L'ONU ouvre une enquête internationale sur les crimes au Yémen
Le Conseil des droits de l'Homme de l'ONU a décidé vendredi 29 septembre, après d'âpres et longues négociations, d'envoyer des experts internationaux chargés d'enquêter sur les allégations de crimes de guerre au Yémen.

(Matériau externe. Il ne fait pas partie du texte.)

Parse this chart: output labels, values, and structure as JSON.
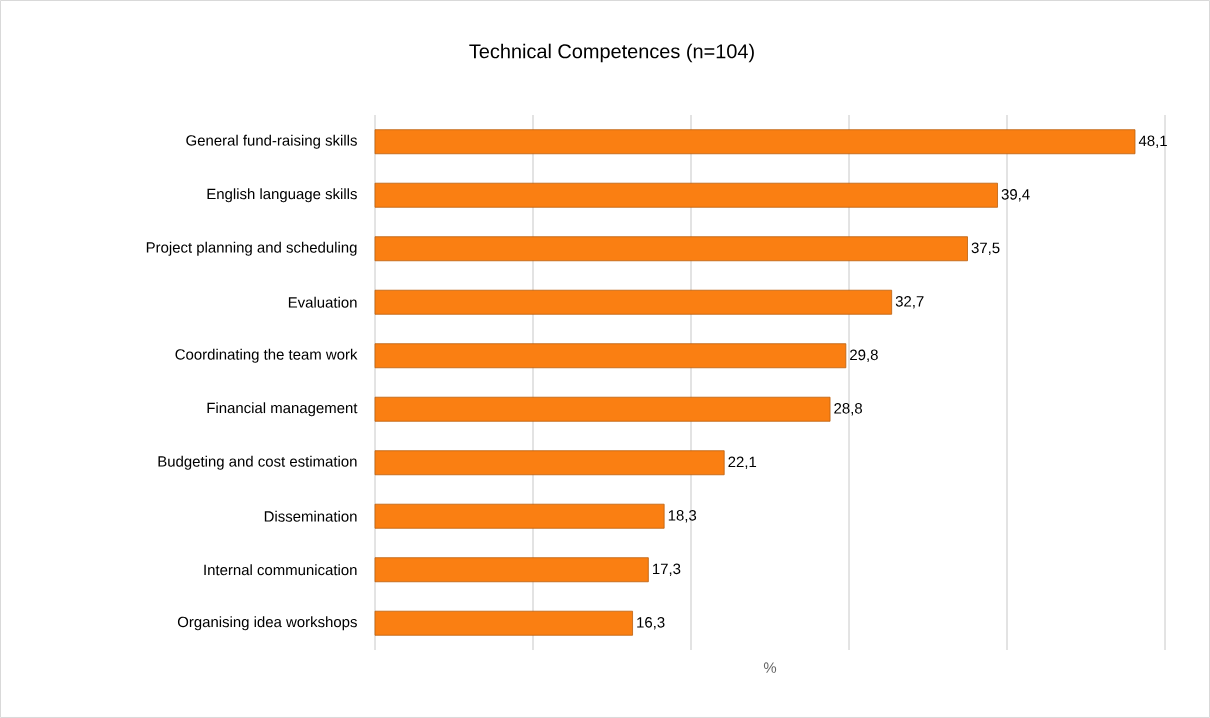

Une résolution adoptée par consensus par le Conseil demande ainsi au Haut-Commissaire de l'ONU aux droits de l'Homme Zeid Ra'ad Al Hussein d'établir "un groupe d'experts internationaux et régionaux" qui devra "procéder à un examen exhaustif de toutes les violations des droits de l'Homme présumées et abus (...) commis par toutes les parties au conflit depuis septembre 2014".
Les experts seront nommés d'ici à la fin de l'année, précise la résolution. Ils devront rendre un rapport au Conseil dans un an et leur mandat pourra être renouvelé.
La guerre au Yémen oppose des forces progouvernementales, soutenues par l'Arabie saoudite et regroupées dans le sud, à l'alliance Houthis-Saleh qui contrôle la capitale et le nord du Yémen depuis septembre 2014.
Depuis mars 2015, date du déclenchement d'une campagne militaire par plusieurs pays conduits par l'Arabie saoudite contre les rebelles houthis soutenus par l'Iran, le conflit a fait quelque 8.500 morts et 49.000 blessés et provoqué une grave crise humanitaire, selon l'Organisation mondiale de la santé (OMS). Ce bilan inclut à la fois des combattants et des civils.
Le Comité international de la Croix-Rouge (CICR) a pour sa part annoncé vendredi évaluer désormais à 900.000 le nombre de cas suspects de choléra d'ici la fin de l'année au Yémen.
La coalition dirigée par l'Arabie saoudite a été accusée d'avoir bombardé des marchés, des hôpitaux et autres cibles civiles. Les Houthis sont quant à eux été accusés d'avoir commis de graves crimes.
M. Zeid a demandé à plusieurs reprises une enquête internationale, estimant "impartiale" la Commission nationale d'enquête. Les Pays-Bas avaient échoué à deux reprises, en 2015 et 2016, dans leur tentative de faire adopter la mise en place d'une commission d'enquête internationale.